After the dispense event the control unit 303 utilises the change in amount of beverage, determined by multiple module beverage amount determination

operations, and the time of the start and end of a dispense event, determined by the module dispense status operation, to determine the average flowrate throughout the dispense event. The control unit 303 subsequently stores this flowrate as a measured flowrate value in the module data library on the control unit 303 and/or computing device and/or on the storage means 210 of the module 500. Alternatively, the average flowrate may be compared with the predetermined flowrate and the measured flowrate value is stored as a scale factor between the two. This measured flowrate is utilised by the control unit 303 in determining the time period for dispensing in a subsequent dispense event from that module 500.

If beverage from several modules 500 is to be used in the creation of the mixed beverage, one or more other modules 500 may be subsequently highlighted. In particular, the highlighting of the next module 500 may begin once dispensing from the first module 500 has finished. The time period for dispensing from the next module 500 may start once the user actuates the dispensing lever 107 of the subsequent module 500.

After each dispense event from each module 500 the measured flowrate value for each module 500 is updated utilising the time period and change in amount of beverage determined for each module 500 as previously discussed. Such a feedback loop compensates for changes in the pressurising force provided by the pressurising arrangement 1 10, the differing viscosities between different types of beverages and the different age of modules 500 (which may affect the pressurising force and/or viscosity). The flowrate of a beverage from a module 500 will depend upon its viscosity. The manufacturer can set the predetermined flowrate according to tests performed on the module 500 prior to sale. After the first dispense event, all subsequent calculations of the measured flowrate will take the viscosity into account. Thus the feedback loop can be applied accurately to any type of beverage in the module 500.

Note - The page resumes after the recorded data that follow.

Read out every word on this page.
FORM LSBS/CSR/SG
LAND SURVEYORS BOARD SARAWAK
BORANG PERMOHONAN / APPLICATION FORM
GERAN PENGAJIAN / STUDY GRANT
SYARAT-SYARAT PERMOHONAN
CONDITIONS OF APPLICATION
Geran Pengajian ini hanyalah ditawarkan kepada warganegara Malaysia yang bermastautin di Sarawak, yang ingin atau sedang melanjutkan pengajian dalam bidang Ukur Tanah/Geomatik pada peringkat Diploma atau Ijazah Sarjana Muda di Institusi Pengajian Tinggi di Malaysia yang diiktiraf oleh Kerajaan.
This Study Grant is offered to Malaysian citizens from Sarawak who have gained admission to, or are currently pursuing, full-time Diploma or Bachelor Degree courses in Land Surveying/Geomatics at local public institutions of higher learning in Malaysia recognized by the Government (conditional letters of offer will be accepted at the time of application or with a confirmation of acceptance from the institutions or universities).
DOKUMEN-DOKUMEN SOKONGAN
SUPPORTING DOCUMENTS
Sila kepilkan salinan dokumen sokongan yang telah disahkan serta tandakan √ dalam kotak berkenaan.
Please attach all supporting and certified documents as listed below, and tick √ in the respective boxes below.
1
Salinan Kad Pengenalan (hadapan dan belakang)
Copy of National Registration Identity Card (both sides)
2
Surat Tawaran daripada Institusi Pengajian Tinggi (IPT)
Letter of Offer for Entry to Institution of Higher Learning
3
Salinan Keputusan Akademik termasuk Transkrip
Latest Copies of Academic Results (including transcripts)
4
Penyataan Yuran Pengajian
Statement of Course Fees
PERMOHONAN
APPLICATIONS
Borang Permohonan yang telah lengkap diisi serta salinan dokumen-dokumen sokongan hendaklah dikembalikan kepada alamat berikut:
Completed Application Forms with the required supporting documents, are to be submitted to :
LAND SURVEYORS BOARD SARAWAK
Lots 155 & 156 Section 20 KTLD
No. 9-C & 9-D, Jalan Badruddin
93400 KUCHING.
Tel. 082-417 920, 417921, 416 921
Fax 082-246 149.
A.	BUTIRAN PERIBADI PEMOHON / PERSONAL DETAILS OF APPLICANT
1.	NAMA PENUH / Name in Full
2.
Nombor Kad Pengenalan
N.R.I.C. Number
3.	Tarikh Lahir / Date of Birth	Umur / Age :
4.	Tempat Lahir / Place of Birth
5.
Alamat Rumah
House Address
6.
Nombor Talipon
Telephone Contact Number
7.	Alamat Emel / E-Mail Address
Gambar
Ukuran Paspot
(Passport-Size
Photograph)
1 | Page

Furthermore, since the module data library stores information linking the flowrates to specific modules 500, different time periods can be indicated by a single visual indicator 29 for different modules 500. For example, a first module 500 has a first flowrate associated therewith and is in/on a module location such that it may be highlighted by a first visual indicator 29 for a first time period in the dispense instruction operation. Subsequently, the first module 500 is replaced in/on the base unit 20 by a second module 500 having a second flowrate associated therewith. The control unit 303 can, in a new dispense instruction operation, control the first visual indicator 29 to highlight the second module 500 for a second time period calculated from the second flowrate and beverage type data stored on the storage means 210 of the second module 500. Thus the dispense instruction function can operate independently of the arrangement of modules 500 on the base unit 20.

During dispensing, the user interface 250 may be arranged to provide a certain display to the consumer when a dispensing valve 103 has been opened on one or more of the modules 500. The user interface 250 and/or visual indicators 29 may indicate when to stop dispensing in order to indicate to the user that a certain volume of beverage has been dispensed.